Al levantarme, siento una fuerte descarga recorrer mi espalda, como si me apuñalaran con una daga cargada con electricidad. Me arqueo y apoyo la mano para tratar de aliviar el dolor, entonces voy a lentos pasos hacia la cocina y veo un plato de sopa de pollo. Me acerco y compruebo que está lleno, no hay nadie en casa y sigue tibio como si lo hubieran hecho hace poco. Tomo asiento y comienzo a darle lentos sorbos, porque en realidad no tengo hambre pero resulta aliviador comer algo. Su sabor es bueno, nostálgico, nada exquisito pero muy agradable.

Lentamente, doy pequeñas cucharadas al plato hasta que veo que le queda poco contenido. Me aferro a aquel plato, presa del pánico de perder este momento de paz y tranquilidad.

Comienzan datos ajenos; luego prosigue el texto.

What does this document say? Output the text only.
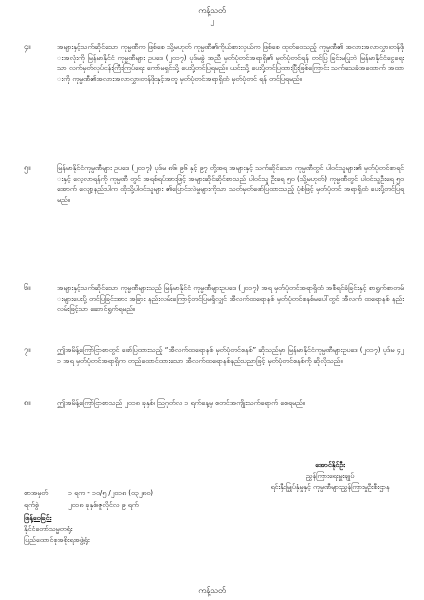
ကန့်သတ်
၂
၄။	အများနှင့်သက်ဆိုင်သော ကုမ္ပဏီက ဖြစ်စေ သို့မဟုတ် ကုမ္ပဏီ၏ကိုယ်စားလှယ်က ဖြစ်စေ ထုတ်ဝေသည့် ကုမ္ပဏီ၏ အလားအလာလွှာ၊တန်ဖိုးအလုံးကို မြန်မာနိုင်ငံ ကုမ္ပဏီများ ဥပဒေ (၂၀၁၇) ပုဒ်မခွဲ အညီ မှတ်ပုံတင်အရာရှိ၏ မှတ်ပုံတင်ရန် တင်ပြ ခြင်းမပြုဘဲ မြန်မာနိုင်ငံငွေရေးသာ လက်မှတ်လုပ်ငန်းကြီးကြပ်ရေး ကော်မရှင်သို့ ပေးပို့တင်ပြရမည်။ ယင်းသို့ ပေးပို့တင်ပြထားပြီးဖြစ်ကြောင်း သက်သေခံအထောက် အထားကို ကုမ္ပဏီ၏အလားအလာလွှာ၊တန်ဖိုးနှင့်အတူ မှတ်ပုံတင်အရာရှိထံ မှတ်ပုံတင် ရန် တင်ပြရမည်။
၅။	မြန်မာနိုင်ငံကုမ္ပဏီများ ဥပဒေ (၂၀၁၇) ပုဒ်မ ၈၆၊ ၉၆ နှင့် ၉၇ တို့အရ အများနှင့် သက်ဆိုင်သော ကုမ္ပဏီတွင် ပါဝင်သူများ၏ မှတ်ပုံတင်စာရင်းနှင့် လေ့လာရန်ကို ကုမ္ပဏီ တွင် အရစ်ရပ်အားဖြင့် အများဆိုင်ဆိုင်စာသည် ပါဝင်သူ ဦးရေ ၅၀ (သို့မဟုတ်) ကုမ္ပဏီတွင် ပါဝင်သူဦးရေ ၅၀ အောက် လျော့နည်းပါက ထိုသို့ပါဝင်သူများ ၏ပြောင်းလဲမှုများကိုသာ သတ်မှတ်ဖော်ပြထားသည့် ပုံစံဖြင့် မှတ်ပုံတင် အရာရှိထံ ပေးပို့တင်ပြရမည်။
၆။	အများနှင့်သက်ဆိုင်သော ကုမ္ပဏီများသည် မြန်မာနိုင်ငံ ကုမ္ပဏီများဥပဒေ (၂၀၁၇) အရ မှတ်ပုံတင်အရာရှိထံ အစီရင်ခံခြင်းနှင့် စာရွက်စာတမ်းများပေးပို့ တင်ပြခြင်းအား အခြား နည်းလမ်းကြောင့်တင်ပြမရှိလျှင် အီလက်ထရောနစ် မှတ်ပုံတင်စနစ်မပေါ်တွင် အီလက် ထရောနစ် နည်းလမ်းဖြင့်သာ ဆောင်ရွက်ရမည်။
၇။	ဤအမိန့်ကြော်ငြာစာတွင် ဖော်ပြထားသည့် “အီလက်ထရောနစ် မှတ်ပုံတင်စနစ်” ဆိုသည်မှာ မြန်မာနိုင်ငံကုမ္ပဏီများဥပဒေ (၂၀၁၇) ပုဒ်မ ၄၂၁ အရ မှတ်ပုံတင်အရာရှိက တည်ထောင်ထားသော အီလက်ထရောနစ်နည်းပညာဖြင့် မှတ်ပုံတင်စနစ်ကို ဆိုလိုသည်။
၈။	ဤအမိန့်ကြော်ငြာစာသည် ၂၀၁၈ ခုနှစ်၊ သြဂုတ်လ ၁ ရက်နေ့မှ စတင်အကျိုးသက်ရောက် စေရမည်။
အောင်နိုင်ဦး
ညွှန်ကြားရေးမှူးချုပ်
ရင်းနှီးမြှုပ်နှံမှုနှင့် ကုမ္ပဏီများညွှန်ကြားမှုဦးစီးဌာန
စာအမှတ်	၁ ရက - ၁၀/၅ /၂၀၁၈ (၀၃၂၈၀)
ရက်စွဲ	၂၀၁၈ ခုနှစ်၊ဇူလိုင်လ ၉ ရက်
ဖြန့်ဝေခြင်း
နိုင်ငံတော်သမ္မတရုံး
ပြည်ထောင်စုအစိုးရအဖွဲ့ရုံး
ကန့်သတ်
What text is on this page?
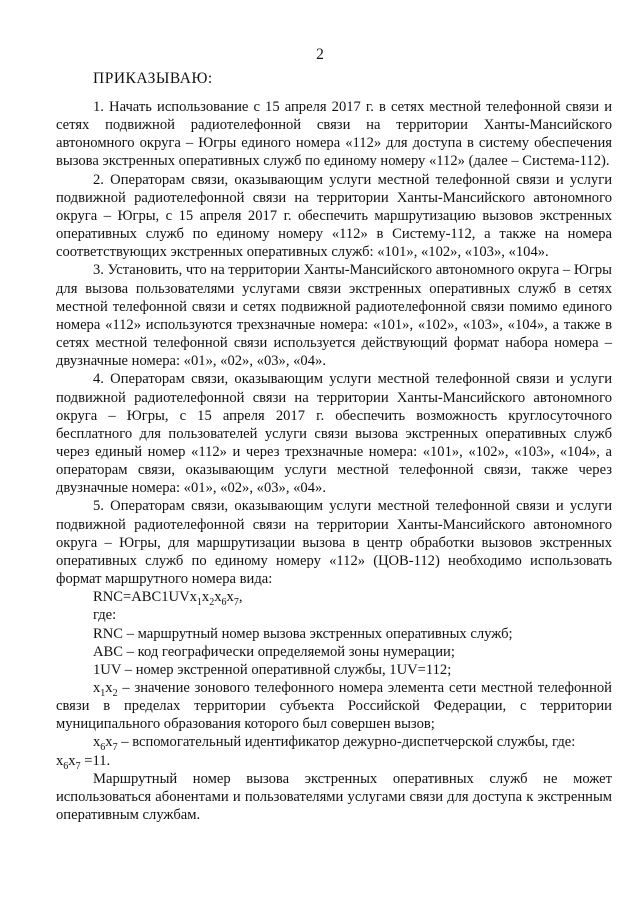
2
ПРИКАЗЫВАЮ:

1. Начать использование с 15 апреля 2017 г. в сетях местной телефонной связи и сетях подвижной радиотелефонной связи на территории Ханты-Мансийского автономного округа – Югры единого номера «112» для доступа в систему обеспечения вызова экстренных оперативных служб по единому номеру «112» (далее – Система-112).

2. Операторам связи, оказывающим услуги местной телефонной связи и услуги подвижной радиотелефонной связи на территории Ханты-Мансийского автономного округа – Югры, с 15 апреля 2017 г. обеспечить маршрутизацию вызовов экстренных оперативных служб по единому номеру «112» в Систему-112, а также на номера соответствующих экстренных оперативных служб: «101», «102», «103», «104».

3. Установить, что на территории Ханты-Мансийского автономного округа – Югры для вызова пользователями услугами связи экстренных оперативных служб в сетях местной телефонной связи и сетях подвижной радиотелефонной связи помимо единого номера «112» используются трехзначные номера: «101», «102», «103», «104», а также в сетях местной телефонной связи используется действующий формат набора номера – двузначные номера: «01», «02», «03», «04».

4. Операторам связи, оказывающим услуги местной телефонной связи и услуги подвижной радиотелефонной связи на территории Ханты-Мансийского автономного округа – Югры, с 15 апреля 2017 г. обеспечить возможность круглосуточного бесплатного для пользователей услуги связи вызова экстренных оперативных служб через единый номер «112» и через трехзначные номера: «101», «102», «103», «104», а операторам связи, оказывающим услуги местной телефонной связи, также через двузначные номера: «01», «02», «03», «04».

5. Операторам связи, оказывающим услуги местной телефонной связи и услуги подвижной радиотелефонной связи на территории Ханты-Мансийского автономного округа – Югры, для маршрутизации вызова в центр обработки вызовов экстренных оперативных служб по единому номеру «112» (ЦОВ-112) необходимо использовать формат маршрутного номера вида:

$RNC=ABC1UVx_1x_2x_6x_7$,

где:

RNC – маршрутный номер вызова экстренных оперативных служб;

ABC – код географически определяемой зоны нумерации;

1UV – номер экстренной оперативной службы, 1UV=112;

$x_1x_2$ – значение зонового телефонного номера элемента сети местной телефонной связи в пределах территории субъекта Российской Федерации, с территории муниципального образования которого был совершен вызов;

$x_6x_7$ – вспомогательный идентификатор дежурно-диспетчерской службы, где:

$x_6x_7 =11$.

Маршрутный номер вызова экстренных оперативных служб не может использоваться абонентами и пользователями услугами связи для доступа к экстренным оперативным службам.
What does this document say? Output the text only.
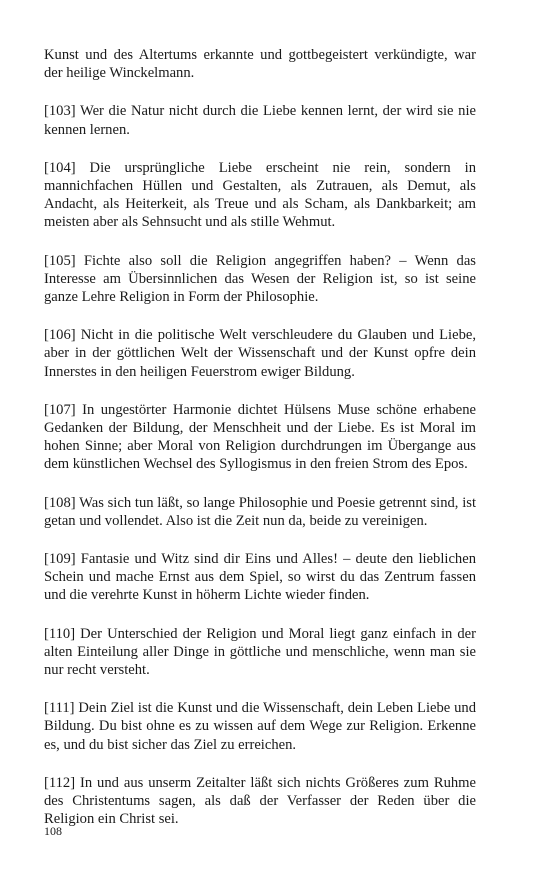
Kunst und des Altertums erkannte und gottbegeistert verkündigte, war der heilige Winckelmann.

[103] Wer die Natur nicht durch die Liebe kennen lernt, der wird sie nie kennen lernen.

[104] Die ursprüngliche Liebe erscheint nie rein, sondern in mannichfachen Hüllen und Gestalten, als Zutrauen, als Demut, als Andacht, als Heiterkeit, als Treue und als Scham, als Dankbarkeit; am meisten aber als Sehnsucht und als stille Wehmut.

[105] Fichte also soll die Religion angegriffen haben? – Wenn das Interesse am Übersinnlichen das Wesen der Religion ist, so ist seine ganze Lehre Religion in Form der Philosophie.

[106] Nicht in die politische Welt verschleudere du Glauben und Liebe, aber in der göttlichen Welt der Wissenschaft und der Kunst opfre dein Innerstes in den heiligen Feuerstrom ewiger Bildung.

[107] In ungestörter Harmonie dichtet Hülsens Muse schöne erhabene Gedanken der Bildung, der Menschheit und der Liebe. Es ist Moral im hohen Sinne; aber Moral von Religion durchdrungen im Übergange aus dem künstlichen Wechsel des Syllogismus in den freien Strom des Epos.

[108] Was sich tun läßt, so lange Philosophie und Poesie getrennt sind, ist getan und vollendet. Also ist die Zeit nun da, beide zu vereinigen.

[109] Fantasie und Witz sind dir Eins und Alles! – deute den lieblichen Schein und mache Ernst aus dem Spiel, so wirst du das Zentrum fassen und die verehrte Kunst in höherm Lichte wieder finden.

[110] Der Unterschied der Religion und Moral liegt ganz einfach in der alten Einteilung aller Dinge in göttliche und menschliche, wenn man sie nur recht versteht.

[111] Dein Ziel ist die Kunst und die Wissenschaft, dein Leben Liebe und Bildung. Du bist ohne es zu wissen auf dem Wege zur Religion. Erkenne es, und du bist sicher das Ziel zu erreichen.

[112] In und aus unserm Zeitalter läßt sich nichts Größeres zum Ruhme des Christentums sagen, als daß der Verfasser der Reden über die Religion ein Christ sei.

108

Mis lágrimas se vierten en el plato y la sopa adopta un gusto tan salado que me veo obligado a echar las sobras a la basura. Hacer esto me produce un inmenso dolor, siento que estoy tirando algo más valioso que el oro, algo que no recuperaré jamás.

No he ido al trabajo por varios días seguidos pero ,por suerte, mi jefe ha decidido darme una semana de reposo, un gesto de hospitalidad bastante raro viniendo de él.

Me visto de manera muy desalineada, honestamente ignoro mi aspecto físico y prefiero usar cualquier cosa que me cubra de pies a cabeza.

Paso el día sentándome en un sillón, contemplando a través de una ventana, cambiándome a otro sillón para contemplar desde otra ventana y repito lo mismo todo el día hasta que cae la noche y mi prima regresa con su marido.

 No hablamos mucho, simplemente saludo y me encierro en mi habitación, reviso mis mensajes y compruebo que el funeral de mi amante es mañana. Es tan doloroso pensar y reflexionar sobre los acontecimientos que hacerlo me hace llorar de manera casi instintiva.

Sorprendentemente tanto de no hacer nada me ha agotado y tengo sueño, cosa bastante inusual en mí. Acomodo el grumo que me molestó toda la noche, me acuesto como puedo y al rato duermo plácidamente, como si la cobija fuera más bien algún manto que me llena de tranquilidad y amparo.

El despertador suena a las siete de la mañana, el entierro es temprano. Visto un traje que es absolutamente negro, tanto que difícilmente una prenda se distingue de la otra. Parto hacia el cementerio y llego allí tras una hora de largas carreteras que me veo obligado a tomar por el hecho de que el accidente ha dejado un cráter de cinco metros de profundidad por nueve de ancho en la vía principal.

Cuando por fin he llegado al cementerio, tomo un largo pasillo que se extiende hasta donde alcanza mi vista, cada puerta es un velorio, oigo susurros y llantos, veo familias abrazarse y a niños desconcertados porque aún no comprenden que es la muerte, no comprenden que cuando alguien muere desaparece para nunca más volver.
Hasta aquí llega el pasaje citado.